I knew I was in trouble, but I couldn’t bear to admit to my parents how terrible Miss Martinique was, especially after my mother had spent so much time trying to find her. And the drive to Milwaukee was so much easier than going all the way to Chicago. And, frankly, saying I took lessons at a conservatory sounded so much more impressive than saying I took lessons in somebody’s house or rented studio. The conservatory sponsored frequent recitals, with printed programs to be circulated among relatives and friends, press releases to be sent to the local paper. My parents were pleased with the attention I was getting, proud of the compliments they received on my behalf.
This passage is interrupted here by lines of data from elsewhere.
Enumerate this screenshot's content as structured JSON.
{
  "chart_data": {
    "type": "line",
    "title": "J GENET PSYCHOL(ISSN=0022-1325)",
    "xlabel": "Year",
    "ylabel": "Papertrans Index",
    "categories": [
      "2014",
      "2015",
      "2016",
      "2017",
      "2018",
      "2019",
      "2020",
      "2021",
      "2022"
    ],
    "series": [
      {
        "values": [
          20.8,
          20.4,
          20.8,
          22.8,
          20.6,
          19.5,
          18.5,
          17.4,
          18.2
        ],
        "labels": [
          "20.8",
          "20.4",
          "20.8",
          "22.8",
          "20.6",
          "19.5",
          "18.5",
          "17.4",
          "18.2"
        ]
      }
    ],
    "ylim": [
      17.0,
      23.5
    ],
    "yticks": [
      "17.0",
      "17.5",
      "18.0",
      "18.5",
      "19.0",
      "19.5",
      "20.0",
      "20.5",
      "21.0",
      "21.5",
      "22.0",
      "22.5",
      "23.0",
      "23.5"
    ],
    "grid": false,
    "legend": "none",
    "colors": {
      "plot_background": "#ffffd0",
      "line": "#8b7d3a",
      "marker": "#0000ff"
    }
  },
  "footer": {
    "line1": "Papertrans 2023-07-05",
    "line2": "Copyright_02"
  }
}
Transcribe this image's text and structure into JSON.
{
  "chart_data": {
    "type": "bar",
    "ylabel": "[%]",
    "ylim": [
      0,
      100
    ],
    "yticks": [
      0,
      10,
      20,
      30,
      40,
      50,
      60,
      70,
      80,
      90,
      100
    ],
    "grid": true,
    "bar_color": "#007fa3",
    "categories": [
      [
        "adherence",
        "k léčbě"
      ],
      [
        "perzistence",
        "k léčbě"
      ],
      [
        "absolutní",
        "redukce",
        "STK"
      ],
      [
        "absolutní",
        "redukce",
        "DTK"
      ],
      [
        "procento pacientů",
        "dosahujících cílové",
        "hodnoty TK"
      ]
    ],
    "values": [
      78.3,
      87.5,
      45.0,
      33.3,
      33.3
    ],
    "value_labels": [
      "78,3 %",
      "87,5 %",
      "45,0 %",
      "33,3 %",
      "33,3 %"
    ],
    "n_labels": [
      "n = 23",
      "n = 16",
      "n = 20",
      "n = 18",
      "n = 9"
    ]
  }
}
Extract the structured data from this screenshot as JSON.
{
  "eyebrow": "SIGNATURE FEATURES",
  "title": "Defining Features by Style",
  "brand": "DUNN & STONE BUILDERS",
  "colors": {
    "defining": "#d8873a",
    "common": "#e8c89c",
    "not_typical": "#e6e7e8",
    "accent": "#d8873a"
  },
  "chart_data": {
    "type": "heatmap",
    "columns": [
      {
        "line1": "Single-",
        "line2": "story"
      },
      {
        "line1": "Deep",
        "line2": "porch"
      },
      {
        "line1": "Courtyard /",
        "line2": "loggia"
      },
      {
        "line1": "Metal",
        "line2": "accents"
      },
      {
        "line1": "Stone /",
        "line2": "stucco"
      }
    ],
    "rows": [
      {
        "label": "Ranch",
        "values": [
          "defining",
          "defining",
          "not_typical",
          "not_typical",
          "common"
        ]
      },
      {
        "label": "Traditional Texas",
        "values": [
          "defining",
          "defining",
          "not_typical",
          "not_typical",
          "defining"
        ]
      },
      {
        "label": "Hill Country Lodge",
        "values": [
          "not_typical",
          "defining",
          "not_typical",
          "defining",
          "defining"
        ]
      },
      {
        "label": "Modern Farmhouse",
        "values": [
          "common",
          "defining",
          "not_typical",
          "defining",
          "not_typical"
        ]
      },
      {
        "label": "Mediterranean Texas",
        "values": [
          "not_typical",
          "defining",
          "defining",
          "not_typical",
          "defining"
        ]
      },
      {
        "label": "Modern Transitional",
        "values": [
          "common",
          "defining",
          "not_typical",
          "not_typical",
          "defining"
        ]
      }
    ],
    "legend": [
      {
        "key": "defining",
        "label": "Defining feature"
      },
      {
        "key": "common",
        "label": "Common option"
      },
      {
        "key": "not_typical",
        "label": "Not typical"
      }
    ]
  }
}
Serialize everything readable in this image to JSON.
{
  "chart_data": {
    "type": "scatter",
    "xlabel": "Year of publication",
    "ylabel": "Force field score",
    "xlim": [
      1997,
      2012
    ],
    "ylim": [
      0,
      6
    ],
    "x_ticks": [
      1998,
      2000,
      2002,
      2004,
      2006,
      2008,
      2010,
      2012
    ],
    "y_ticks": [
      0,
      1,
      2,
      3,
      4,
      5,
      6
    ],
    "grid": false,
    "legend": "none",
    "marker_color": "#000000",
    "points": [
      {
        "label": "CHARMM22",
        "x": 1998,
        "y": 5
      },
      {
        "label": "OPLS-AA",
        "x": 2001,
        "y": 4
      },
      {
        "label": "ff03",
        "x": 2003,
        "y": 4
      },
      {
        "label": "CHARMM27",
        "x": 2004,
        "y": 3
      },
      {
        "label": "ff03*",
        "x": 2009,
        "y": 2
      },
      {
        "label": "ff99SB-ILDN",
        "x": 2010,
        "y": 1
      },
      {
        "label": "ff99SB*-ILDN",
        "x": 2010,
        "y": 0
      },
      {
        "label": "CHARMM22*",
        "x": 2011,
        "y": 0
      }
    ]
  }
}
And, last but not least, there was the matter of the grand piano, which my parents had bought for me when I was still studying with Mrs. Gall. The moment she’d heard I was playing on an unreliable upright, not even a reputable Yamaha but some brand she’d never heard of, she nearly melted my poor mother with one of her withering looks.
“No wonder the child is always in pain,” she said. “Ruining her fingers on a stiff, uneven keyboard! She must have a decent instrument, something with a lighter action, a consistent touch.”
My mother dared to wonder how much a “decent instrument” would cost.
“My dear,” Mrs. Gall said to her. “A good piano is not an expense. It is an investment.”